Benchmark | Phi-3-Mini-4K-In 3.8b | Phi-3-Small 7b (preview) | Phi-3-Medium 14b (preview) | Phi-2 2.7b | Mistral 7b | Gemma 7b | Llama-3-In 8b | Mixtral 8x7b | GPT-3.5 version 1106 |
---|---|---|---|---|---|---|---|---|---|
MMLU 5-Shot | 68.8 | 75.3 | 78.2 | 56.3 | 61.7 | 63.6 | 66.5 | 68.4 | 71.4 |
HellaSwag 5-Shot | 76.7 | 78.7 | 83.2 | 53.6 | 58.5 | 49.8 | 71.1 | 70.4 | 78.8 |
ANLI 7-Shot | 52.8 | 55 | 58.7 | 42.5 | 47.1 | 48.7 | 57.3 | 55.2 | 58.1 |
GSM-8K 0-Shot; CoT | 82.5 | 86.4 | 90.8 | 61.1 | 46.4 | 59.8 | 77.4 | 64.7 | 78.1 |
MedQA 2-Shot | 53.8 | 58.2 | 69.8 | 40.9 | 49.6 | 50 | 60.5 | 62.2 | 63.4 |
AGIEval 0-Shot | 37.5 | 45 | 49.7 | 29.8 | 35.1 | 42.1 | 42 | 45.2 | 48.4 |
TriviaQA 5-Shot | 64 | 59.1 | 73.3 | 45.2 | 72.3 | 75.2 | 67.7 | 82.2 | 85.8 |
Arc-C 10-Shot | 84.9 | 90.7 | 91.9 | 75.9 | 78.6 | 78.3 | 82.8 | 87.3 | 87.4 |
Arc-E 10-Shot | 94.6 | 97.1 | 98 | 88.5 | 90.6 | 91.4 | 93.4 | 95.6 | 96.3 |
PIQA 5-Shot | 84.2 | 87.8 | 88.2 | 60.2 | 77.7 | 78.1 | 75.7 | 86 | 86.6 |
SociQA 5-Shot | 76.6 | 79 | 79.4 | 68.3 | 74.6 | 65.5 | 73.9 | 75.9 | 68.3 |
BigBench-Hard 0-Shot | 71.7 | 75 | 82.5 | 59.4 | 57.3 | 59.6 | 51.5 | 69.7 | 68.32 |
WinoGrande 5-Shot | 70.8 | 82.5 | 81.2 | 54.7 | 54.2 | 55.6 | 65 | 62 | 68.8 |
OpenBookQA 10-Shot | 83.2 | 88.4 | 86.6 | 73.6 | 79.8 | 78.6 | 82.6 | 85.8 | 86 |
BoolQ 0-Shot | 77.6 | 82.9 | 86.5 | 72.2 | 66 | 80.9 | 77.6 | 79.1 | |
CommonSenseQA 10-Shot | 80.2 | 80.3 | 82.6 | 69.3 | 72.6 | 76.2 | 79 | 78.1 | 79.6 |
TruthfulQA 10-Shot | 65 | 68.1 | 74.8 | 52.1 | 53 | 63.2 | 60.1 | 85.8 | |
HumanEval 0-Shot | 59.1 | 59.1 | 54.7 | 47 | 28 | 34.1 | 60.4 | 37.8 | 62.2 |
MBPP 3-Shot | 53.8 | 71.4 | 73.7 | 60.6 | 50.8 | 51.5 | 67.7 | 60.2 | 77.8 |
The team behind the Large Language Model (LLM) mentioned on the current page is from Microsoft, a verified entity with a strong presence in AI and ML research.

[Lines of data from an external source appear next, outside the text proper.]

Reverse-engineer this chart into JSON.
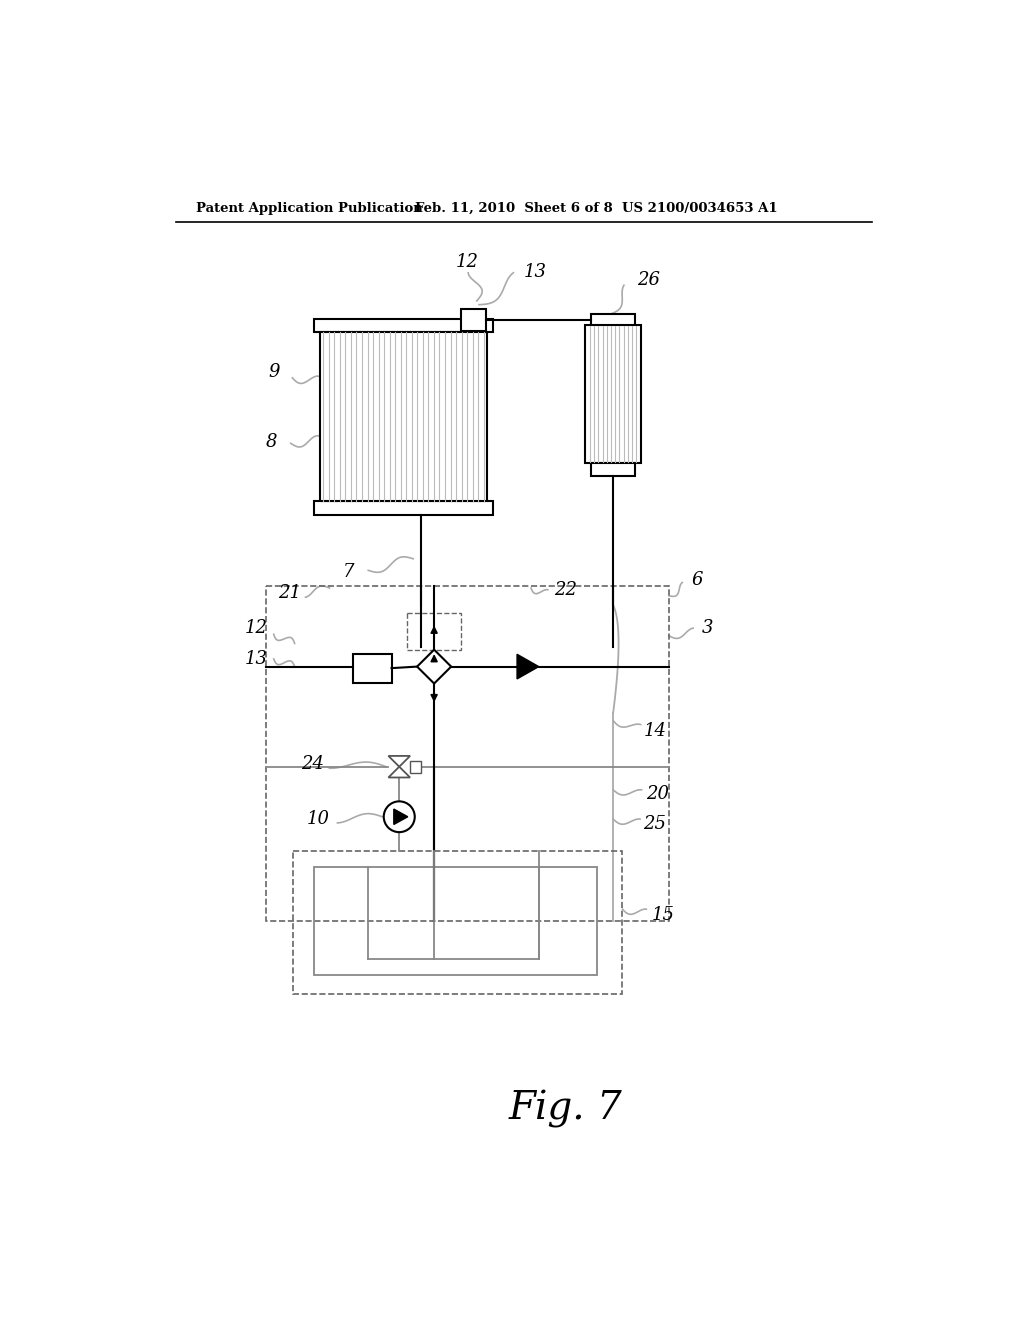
{
  "header_left": "Patent Application Publication",
  "header_mid": "Feb. 11, 2010  Sheet 6 of 8",
  "header_right": "US 2100/0034653 A1",
  "fig_label": "Fig. 7",
  "bg_color": "#ffffff"
}
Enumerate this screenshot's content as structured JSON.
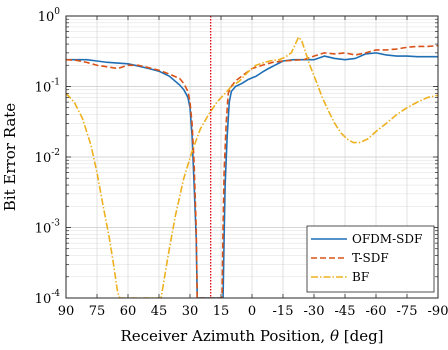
{
  "chart_data": {
    "type": "line",
    "xlabel_main": "Receiver Azimuth Position, ",
    "xlabel_symbol": "θ",
    "xlabel_unit": " [deg]",
    "ylabel": "Bit Error Rate",
    "xlim": [
      90,
      -90
    ],
    "x_reversed": true,
    "ylim": [
      0.0001,
      1
    ],
    "yscale": "log",
    "grid": true,
    "legend_position": "bottom-right",
    "x_ticks": [
      {
        "value": 90,
        "label": "90"
      },
      {
        "value": 75,
        "label": "75"
      },
      {
        "value": 60,
        "label": "60"
      },
      {
        "value": 45,
        "label": "45"
      },
      {
        "value": 30,
        "label": "30"
      },
      {
        "value": 15,
        "label": "15"
      },
      {
        "value": 0,
        "label": "0"
      },
      {
        "value": -15,
        "label": "-15"
      },
      {
        "value": -30,
        "label": "-30"
      },
      {
        "value": -45,
        "label": "-45"
      },
      {
        "value": -60,
        "label": "-60"
      },
      {
        "value": -75,
        "label": "-75"
      },
      {
        "value": -90,
        "label": "-90"
      }
    ],
    "y_ticks": [
      {
        "value": 1,
        "base": "10",
        "exp": "0"
      },
      {
        "value": 0.1,
        "base": "10",
        "exp": "-1"
      },
      {
        "value": 0.01,
        "base": "10",
        "exp": "-2"
      },
      {
        "value": 0.001,
        "base": "10",
        "exp": "-3"
      },
      {
        "value": 0.0001,
        "base": "10",
        "exp": "-4"
      }
    ],
    "reference_line": {
      "x": 20,
      "color": "#e8000b"
    },
    "series": [
      {
        "name": "OFDM-SDF",
        "color": "#1f6fb5",
        "dash": "solid",
        "points": [
          [
            90,
            0.24
          ],
          [
            85,
            0.24
          ],
          [
            80,
            0.24
          ],
          [
            75,
            0.23
          ],
          [
            70,
            0.22
          ],
          [
            65,
            0.215
          ],
          [
            60,
            0.21
          ],
          [
            55,
            0.195
          ],
          [
            50,
            0.18
          ],
          [
            45,
            0.165
          ],
          [
            40,
            0.14
          ],
          [
            35,
            0.105
          ],
          [
            33,
            0.09
          ],
          [
            31,
            0.07
          ],
          [
            30,
            0.05
          ],
          [
            29,
            0.02
          ],
          [
            28,
            0.004
          ],
          [
            27,
            0.0007
          ],
          [
            26.5,
            0.0001
          ],
          [
            14,
            0.0001
          ],
          [
            13.5,
            0.0007
          ],
          [
            13,
            0.004
          ],
          [
            12,
            0.02
          ],
          [
            11,
            0.06
          ],
          [
            10,
            0.085
          ],
          [
            8,
            0.1
          ],
          [
            5,
            0.11
          ],
          [
            2,
            0.125
          ],
          [
            -2,
            0.14
          ],
          [
            -5,
            0.16
          ],
          [
            -8,
            0.18
          ],
          [
            -11,
            0.2
          ],
          [
            -15,
            0.23
          ],
          [
            -20,
            0.24
          ],
          [
            -25,
            0.24
          ],
          [
            -30,
            0.24
          ],
          [
            -35,
            0.27
          ],
          [
            -40,
            0.25
          ],
          [
            -45,
            0.24
          ],
          [
            -50,
            0.25
          ],
          [
            -55,
            0.29
          ],
          [
            -60,
            0.3
          ],
          [
            -65,
            0.28
          ],
          [
            -70,
            0.27
          ],
          [
            -75,
            0.27
          ],
          [
            -80,
            0.265
          ],
          [
            -85,
            0.265
          ],
          [
            -90,
            0.265
          ]
        ]
      },
      {
        "name": "T-SDF",
        "color": "#d95319",
        "dash": "dashed",
        "points": [
          [
            90,
            0.24
          ],
          [
            85,
            0.235
          ],
          [
            80,
            0.22
          ],
          [
            75,
            0.2
          ],
          [
            70,
            0.19
          ],
          [
            65,
            0.18
          ],
          [
            60,
            0.2
          ],
          [
            55,
            0.2
          ],
          [
            50,
            0.185
          ],
          [
            45,
            0.17
          ],
          [
            40,
            0.15
          ],
          [
            35,
            0.13
          ],
          [
            33,
            0.11
          ],
          [
            31,
            0.085
          ],
          [
            30,
            0.06
          ],
          [
            29,
            0.03
          ],
          [
            28,
            0.008
          ],
          [
            27,
            0.001
          ],
          [
            26.5,
            0.0001
          ],
          [
            14.5,
            0.0001
          ],
          [
            14,
            0.001
          ],
          [
            13.5,
            0.006
          ],
          [
            12.5,
            0.03
          ],
          [
            11.5,
            0.08
          ],
          [
            10,
            0.1
          ],
          [
            8,
            0.12
          ],
          [
            5,
            0.14
          ],
          [
            0,
            0.18
          ],
          [
            -5,
            0.2
          ],
          [
            -10,
            0.22
          ],
          [
            -15,
            0.23
          ],
          [
            -20,
            0.235
          ],
          [
            -25,
            0.24
          ],
          [
            -30,
            0.27
          ],
          [
            -35,
            0.3
          ],
          [
            -40,
            0.29
          ],
          [
            -45,
            0.3
          ],
          [
            -50,
            0.28
          ],
          [
            -55,
            0.3
          ],
          [
            -60,
            0.33
          ],
          [
            -65,
            0.33
          ],
          [
            -70,
            0.34
          ],
          [
            -75,
            0.36
          ],
          [
            -80,
            0.37
          ],
          [
            -85,
            0.37
          ],
          [
            -90,
            0.38
          ]
        ]
      },
      {
        "name": "BF",
        "color": "#edb120",
        "dash": "dashdot",
        "points": [
          [
            90,
            0.08
          ],
          [
            86,
            0.06
          ],
          [
            82,
            0.035
          ],
          [
            78,
            0.015
          ],
          [
            75,
            0.006
          ],
          [
            72,
            0.002
          ],
          [
            69,
            0.0007
          ],
          [
            67,
            0.0003
          ],
          [
            65,
            0.00012
          ],
          [
            64,
            0.0001
          ],
          [
            44,
            0.0001
          ],
          [
            43,
            0.00015
          ],
          [
            40,
            0.0005
          ],
          [
            37,
            0.0015
          ],
          [
            33,
            0.005
          ],
          [
            29,
            0.012
          ],
          [
            25,
            0.025
          ],
          [
            21,
            0.04
          ],
          [
            17,
            0.06
          ],
          [
            13,
            0.08
          ],
          [
            10,
            0.1
          ],
          [
            6,
            0.12
          ],
          [
            2,
            0.16
          ],
          [
            -2,
            0.2
          ],
          [
            -6,
            0.22
          ],
          [
            -10,
            0.235
          ],
          [
            -13,
            0.24
          ],
          [
            -16,
            0.26
          ],
          [
            -19,
            0.3
          ],
          [
            -21,
            0.4
          ],
          [
            -22.5,
            0.5
          ],
          [
            -24,
            0.45
          ],
          [
            -26,
            0.3
          ],
          [
            -28,
            0.2
          ],
          [
            -31,
            0.12
          ],
          [
            -34,
            0.07
          ],
          [
            -37,
            0.045
          ],
          [
            -40,
            0.03
          ],
          [
            -43,
            0.022
          ],
          [
            -46,
            0.018
          ],
          [
            -49,
            0.016
          ],
          [
            -52,
            0.016
          ],
          [
            -56,
            0.018
          ],
          [
            -60,
            0.023
          ],
          [
            -65,
            0.03
          ],
          [
            -70,
            0.04
          ],
          [
            -75,
            0.05
          ],
          [
            -80,
            0.06
          ],
          [
            -85,
            0.07
          ],
          [
            -90,
            0.075
          ]
        ]
      }
    ]
  }
}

This team, comprising 1405 members, has contributed to various projects, including the development of state-of-the-art models and frameworks. One of their notable contributions is the SpeechT5 framework, which addresses multiple audio-related tasks through a unified seq2seq model complemented by modal-specific pre/post-nets1. Another significant project is TAPEX, a pre-training model designed for table-based question answering and fact verification, showcasing their expertise in handling structured data. The team’s work reflects a commitment to advancing the field of machine learning, particularly in natural language processing and speech synthesis, as evidenced by their extensive research and model updates. Their collaborative efforts have resulted in a collection of models and datasets that serve as valuable resources for the broader AI community.